An outrage had been committed in human and divine terms, Knox thought. Hiroshima was an assault on faith, because the splitting of the atom itself meant “an indeterminate element in the heart of things”; on hope, because “the possibilities of evil are increased by an increase in the possibilities of destruction”; and on charity, because – this answers those who still defend the bombing of Hiroshima – “men fighting for a good case have taken, at one particular moment of decision, the easier, not the nobler path”. […]
. . . as Evelyn Waugh put it when writing about Knox’s book in 1948: “To the practical warrior the atom bomb presented no particular moral or spiritual problem. We were engaged in destroying the enemy, civilians and combatants alike. We always assumed that destruction was roughly proportionate to the labour and material expended. Whether it was more convenient to destroy a city with one bomb or a hundred thousand depended on the relative costs of production.”
Waugh’s comment is an extract from a much longer discussion about the meaning and implications of Knox’s book. These were written in the context of a longer essay by Waugh profiling Knox’s career as a writer. This was published in the May 1948 issue of the magazine Horizon and is reprinted in EAR. p. 347. Waugh revisited Knox’s book and its legacy a decade later in his biography of Knox where he remarks that the book “fell flat” and was another of Knox’s “failures” because it appeared “out of time… a moral and philosophical tract offered to a public obsessed by practical politics.” Ronald Knox (2011, p. 403)
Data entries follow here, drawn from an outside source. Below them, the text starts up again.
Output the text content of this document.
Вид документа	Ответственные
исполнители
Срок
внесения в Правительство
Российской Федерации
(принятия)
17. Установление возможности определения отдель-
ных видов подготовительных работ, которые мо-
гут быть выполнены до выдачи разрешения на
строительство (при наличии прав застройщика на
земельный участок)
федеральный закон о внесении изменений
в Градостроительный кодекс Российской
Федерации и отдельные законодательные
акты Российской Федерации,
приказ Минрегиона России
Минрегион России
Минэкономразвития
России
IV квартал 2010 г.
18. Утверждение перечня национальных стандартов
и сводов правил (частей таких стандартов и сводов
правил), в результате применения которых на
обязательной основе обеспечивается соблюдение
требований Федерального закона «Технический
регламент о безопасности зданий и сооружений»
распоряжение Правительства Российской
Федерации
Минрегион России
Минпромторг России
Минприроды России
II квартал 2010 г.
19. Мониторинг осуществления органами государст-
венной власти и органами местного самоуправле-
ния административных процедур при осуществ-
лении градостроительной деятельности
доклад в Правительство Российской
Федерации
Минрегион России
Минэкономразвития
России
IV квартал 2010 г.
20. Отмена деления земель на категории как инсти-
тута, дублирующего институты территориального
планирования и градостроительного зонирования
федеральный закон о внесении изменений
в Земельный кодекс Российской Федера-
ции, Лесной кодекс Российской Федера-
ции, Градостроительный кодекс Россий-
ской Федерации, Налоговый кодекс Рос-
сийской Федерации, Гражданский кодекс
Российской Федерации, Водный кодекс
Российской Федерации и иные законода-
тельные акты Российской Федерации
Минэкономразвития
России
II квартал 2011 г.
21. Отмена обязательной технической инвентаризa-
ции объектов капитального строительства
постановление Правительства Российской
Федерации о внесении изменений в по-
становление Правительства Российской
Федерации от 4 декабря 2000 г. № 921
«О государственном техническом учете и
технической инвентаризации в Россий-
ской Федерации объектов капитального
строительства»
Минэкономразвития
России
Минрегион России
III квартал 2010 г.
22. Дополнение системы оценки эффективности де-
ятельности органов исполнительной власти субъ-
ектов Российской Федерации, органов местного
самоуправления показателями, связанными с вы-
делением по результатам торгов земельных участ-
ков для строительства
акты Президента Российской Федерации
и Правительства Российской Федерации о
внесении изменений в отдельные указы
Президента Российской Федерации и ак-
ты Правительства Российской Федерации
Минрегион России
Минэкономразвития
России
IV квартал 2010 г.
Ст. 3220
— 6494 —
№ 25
–The British papers are full of reviews and stories about reviews that trash the recent book by Jacob Rees-Mogg, The Victorians: Twelve Titans Who Forged Britain. This one by Craig Brown in the Daily Mail considers previous classics of the “bad review” genre:
There is something about a bad review, beautifully written, that makes all but the kindest heart soar. The MP’s first book has received one of the most whole-hearted critical shreddings of recent years. A personal favourite is this, by Evelyn Waugh, on the poet Stephen Spender: ‘To see him fumbling with our rich and delicate language is to experience all the horror of seeing a Sevres vase in the hands of a chimpanzee.’
–Scottish novelist Alexander McCall Smith is interviewed in the HeraldScotland (formerly Glasgow Herald) newspaper:
Q. Book you wish you’d written?
A. I have long admired Evelyn Waugh’s trilogy about the Second World War, the Sword of Honour novels. Guy Crouchback is a wonderfully sympathetic character and there is an extraordinary, grave beauty to Waugh’s writing in these books. I would have liked to have written them. I would also like to have written Nadine Gordimer’s magnificent novel, The Conservationist.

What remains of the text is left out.